An art therapist is a combination of a teacher and a psychiatrist. Not only must you teach patients how to use art to express their innermost thoughts and feelings, you must be able to interpret their artwork and use that knowledge to help them work through their issues. Some of the classes you may take to obtain your degree include:
- The History and Theory of Art
- Studio and Technique
- Art Therapy with Adolescents
- Psychopathology, Art and Diagnosis
- Research Methods
- Positive Psychology
The exact classes required will depend on the college major. There are specializations within art therapy, such as special education or rehabilitation, which may require you to complete additional coursework. The most important thing about your degree is that you obtain it from a program that has been accredited by the Educational Program Approval Board (EPAB) of the American Art Therapy Association (AATA).
The AATA sets the educational standards for the industry. Employers are more likely to hire people who have graduated from AATA accredited programs because the certification provides some assurance that new employees have obtained the knowledge and skills needed to do the job properly. Accreditation also ensures that you, the student, will receive the education you need to be an effective art therapist and obtain the appropriate licensing and/or credential.
A list of EPAB-approved schools can be found on the AATA website. However, you can also get information about a program’s accreditation by simply visiting the college’s websites or asking the school administration.
The cost of an art therapy degree varies greatly depending on the school you attend. In general, private colleges and universities are more expensive than public ones. The size of the school may also affect the price as well as the school’s reputation. For example, Ivy League schools tend to be prohibitively expensive.

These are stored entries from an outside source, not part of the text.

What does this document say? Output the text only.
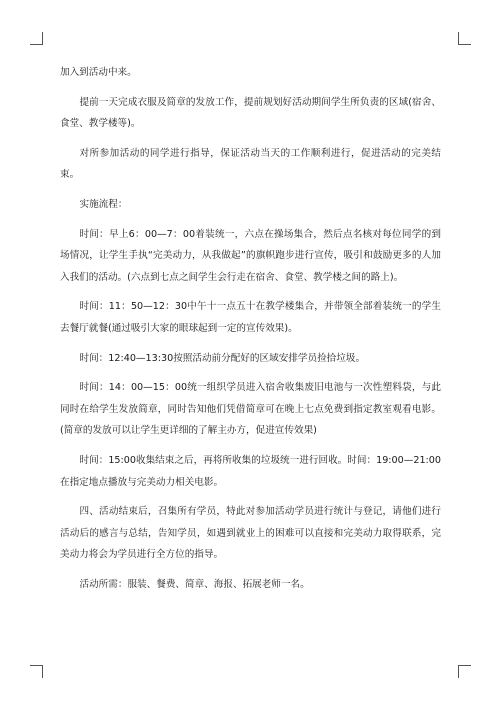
加入到活动中来。

提前一天完成衣服及简章的发放工作，提前规划好活动期间学生所负责的区域(宿舍、食堂、教学楼等)。

对所参加活动的同学进行指导，保证活动当天的工作顺利进行，促进活动的完美结束。

实施流程：

时间：早上6：00—7：00着装统一，六点在操场集合，然后点名核对每位同学的到场情况，让学生手执“完美动力，从我做起”的旗帜跑步进行宣传，吸引和鼓励更多的人加入我们的活动。(六点到七点之间学生会行走在宿舍、食堂、教学楼之间的路上)。

时间：11：50—12：30中午十一点五十在教学楼集合，并带领全部着装统一的学生去餐厅就餐(通过吸引大家的眼球起到一定的宣传效果)。

时间：12:40—13:30按照活动前分配好的区域安排学员捡拾垃圾。

时间：14：00—15：00统一组织学员进入宿舍收集废旧电池与一次性塑料袋，与此同时在给学生发放简章，同时告知他们凭借简章可在晚上七点免费到指定教室观看电影。(简章的发放可以让学生更详细的了解主办方，促进宣传效果)

时间：15:00收集结束之后，再将所收集的垃圾统一进行回收。时间：19:00—21:00在指定地点播放与完美动力相关电影。

四、活动结束后，召集所有学员，特此对参加活动学员进行统计与登记，请他们进行活动后的感言与总结，告知学员，如遇到就业上的困难可以直接和完美动力取得联系，完美动力将会为学员进行全方位的指导。

活动所需：服装、餐费、简章、海报、拓展老师一名。
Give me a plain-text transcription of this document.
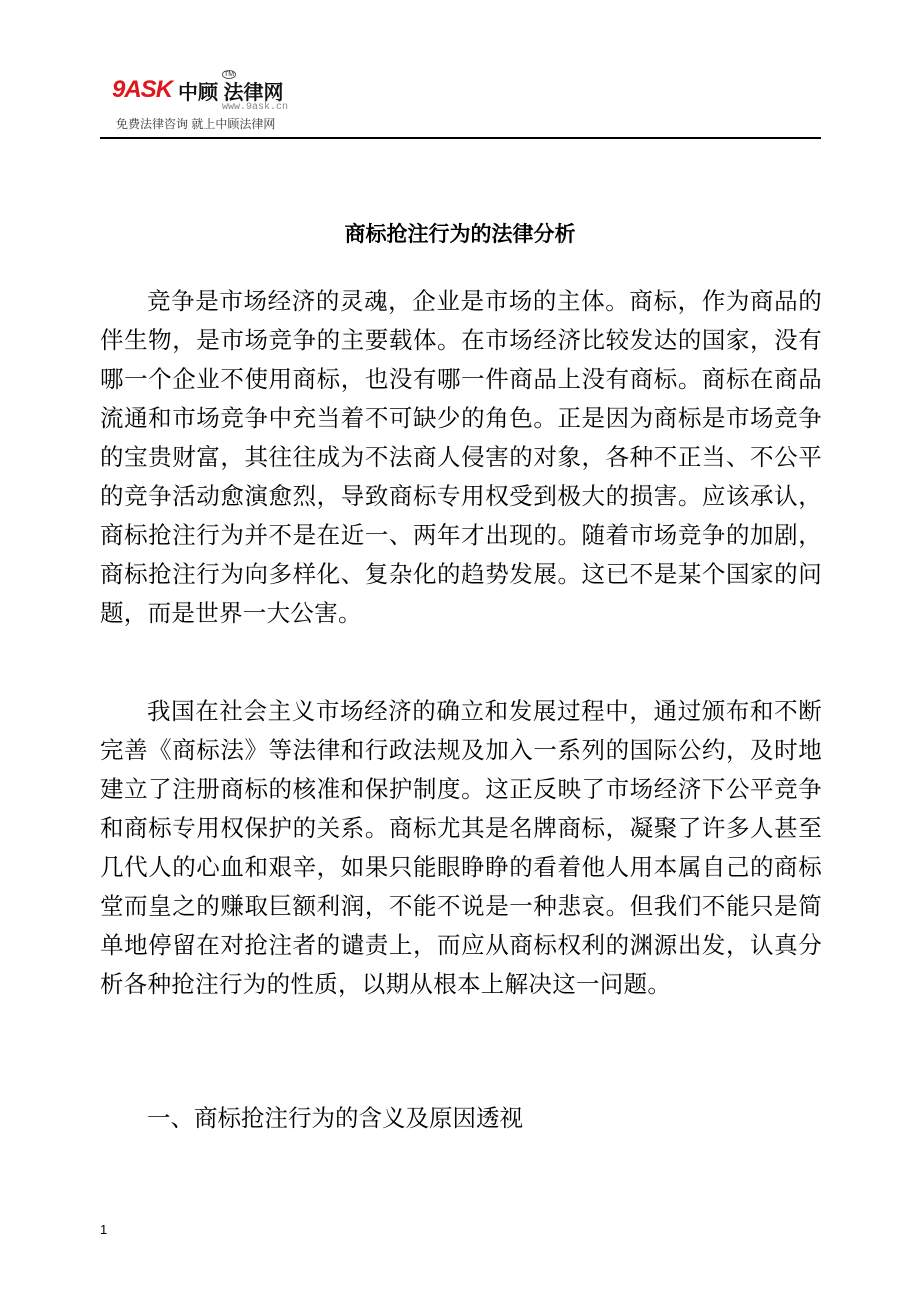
9ASK 中顾 法律网
TM
www.9ask.cn
免费法律咨询 就上中顾法律网
商标抢注行为的法律分析

竞争是市场经济的灵魂，企业是市场的主体。商标，作为商品的伴生物，是市场竞争的主要载体。在市场经济比较发达的国家，没有哪一个企业不使用商标，也没有哪一件商品上没有商标。商标在商品流通和市场竞争中充当着不可缺少的角色。正是因为商标是市场竞争的宝贵财富，其往往成为不法商人侵害的对象，各种不正当、不公平的竞争活动愈演愈烈，导致商标专用权受到极大的损害。应该承认，商标抢注行为并不是在近一、两年才出现的。随着市场竞争的加剧，商标抢注行为向多样化、复杂化的趋势发展。这已不是某个国家的问题，而是世界一大公害。

我国在社会主义市场经济的确立和发展过程中，通过颁布和不断完善《商标法》等法律和行政法规及加入一系列的国际公约，及时地建立了注册商标的核准和保护制度。这正反映了市场经济下公平竞争和商标专用权保护的关系。商标尤其是名牌商标，凝聚了许多人甚至几代人的心血和艰辛，如果只能眼睁睁的看着他人用本属自己的商标堂而皇之的赚取巨额利润，不能不说是一种悲哀。但我们不能只是简单地停留在对抢注者的谴责上，而应从商标权利的渊源出发，认真分析各种抢注行为的性质，以期从根本上解决这一问题。

一、商标抢注行为的含义及原因透视
1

You can expect to pay anywhere between $400 and $1,000 per credit and most programs require the student to complete 50 to 60 credits to receive their master’s degree. People who have a permanent residency in the school’s state may pay less versus out-of-state students. Financial aid may be available to help struggling students pay their tuition. Additionally, graduate students may be eligible for scholarships and assistantships. Some employers may pay for tuition if the classes pertain to the student’s line of work. If you are currently employed, it couldn’t hurt to talk to your human resources department about tuition reimbursement.

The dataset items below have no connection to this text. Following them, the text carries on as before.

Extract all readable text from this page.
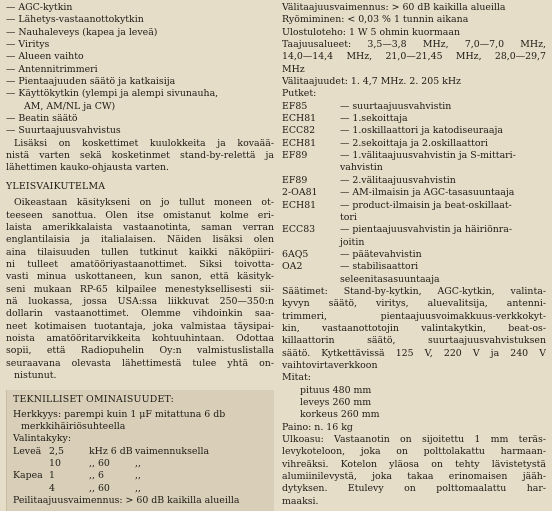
— AGC-kytkin
— Lähetys-vastaanottokytkin
— Nauhaleveys (kapea ja leveä)
— Viritys
— Alueen vaihto
— Antennitrimmeri
— Pientaajuuden säätö ja katkaisija
— Käyttökytkin (ylempi ja alempi sivunauha,
AM, AM/NL ja CW)
— Beatin säätö
— Suurtaajuusvahvistus
Lisäksi on koskettimet kuulokkeita ja kovaää-
nistä varten sekä kosketinmet stand-by-relettä ja
lähettimen kauko-ohjausta varten.
YLEISVAIKUTELMA
Oikeastaan käsitykseni on jo tullut moneen ot-
teeseen sanottua. Olen itse omistanut kolme eri-
laista amerikkalaista vastaanotinta, saman verran
englantilaisia ja italialaisen. Näiden lisäksi olen
aina tilaisuuden tullen tutkinut kaikki näköpiiri-
ni tulleet amatööriyastaanottimet. Siksi toivotta-
vasti minua uskottaneen, kun sanon, että käsityk-
seni mukaan RP-65 kilpailee menestyksellisesti sii-
nä luokassa, jossa USA:ssa liikkuvat 250—350:n
dollarin vastaanottimet. Olemme vihdoinkin saa-
neet kotimaisen tuotantaja, joka valmistaa täysipai-
noista amatööritarvikkeita kohtuuhintaan. Odottaa
sopii, että Radiopuhelin Oy:n valmistuslistalla
seuraavana olevasta lähettimestä tulee yhtä on-
nistunut.
TEKNILLISET OMINAISUUDET:
Herkkyys: parempi kuin 1 μF mitattuna 6 db
merkkihäiriösuhteella
Valintakyky:
Leveä 2,5	kHz 6 dB vaimennuksella
10	,, 60	,,
Kapea 1	,, 6	,,
4	,, 60	,,
Peilitaajuusvaimennus: > 60 dB kaikilla alueilla
Välitaajuusvaimennus: > 60 dB kaikilla alueilla
Ryömiminen: < 0,03 % 1 tunnin aikana
Ulostuloteho: 1 W 5 ohmin kuormaan
Taajuusalueet: 3,5—3,8 MHz, 7,0—7,0 MHz,
14,0—14,4 MHz, 21,0—21,45 MHz, 28,0—29,7
MHz
Välitaajuudet: 1. 4,7 MHz. 2. 205 kHz
Putket:
EF85	— suurtaajuusvahvistin
ECH81	— 1.sekoittaja
ECC82	— 1.oskillaattori ja katodiseuraaja
ECH81	— 2.sekoittaja ja 2.oskillaattori
EF89	— 1.välitaajuusvahvistin ja S-mittari-
vahvistin
EF89	— 2.välitaajuusvahvistin
2-OA81	— AM-ilmaisin ja AGC-tasasuuntaaja
ECH81	— product-ilmaisin ja beat-oskillaat-
tori
ECC83	— pientaajuusvahvistin ja häiriönra-
joitin
6AQ5	— päätevahvistin
OA2	— stabilisaattori
seleenitasasuuntaaja
Säätimet: Stand-by-kytkin, AGC-kytkin, valinta-
kyvyn säätö, viritys, aluevalitsija, antenni-
trimmeri, pientaajuusvoimakkuus-verkkokyt-
kin, vastaanottotojin valintakytkin, beat-os-
killaattorin säätö, suurtaajuusvahvistuksen
säätö. Kytkettävissä 125 V, 220 V ja 240 V
vaihtovirtaverkkoon
Mitat:
pituus 480 mm
leveys 260 mm
korkeus 260 mm
Paino: n. 16 kg
Ulkoasu: Vastaanotin on sijoitettu 1 mm teräs-
levykoteloon, joka on polttolakattu harmaan-
vihreäksi. Kotelon yläosa on tehty lävistetystä
alumiinilevystä, joka takaa erinomaisen jääh-
dytyksen. Etulevy on polttomaalattu har-
maaksi.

Most people get jobs in the field after graduation. In fact, an art therapist is typically required to complete up to 1,000 hours of hands-on experience in their chosen specialty as part of their licensing or credential requirements. Luckily, there are a number of places where you can find employment as an art therapist including hospitals, mental health facilities, and private practices. Completing an internship or externship while in school is an excellent way to obtain relevant experience in the field.
Many graduates, however, continue their education by pursuing doctoral degrees. Some careers, such as teaching, require applicants to have these advanced degrees in addition to work experience. Obtaining a doctoral or Ph.D. in art therapy typically requires completing the requisite coursework as well as either getting published in industry journals, completing a real-world project in the area of specialization, working in the community, or a combination of all of the above. However, it is usually worth pursuing the advanced degree because obtaining this level of education often opens doors to better job opportunities and more money.
Art therapy can be a rewarding career option for creative people who love helping others solve their problems. Take a moment to research this line of work to see if it is a good fit for you.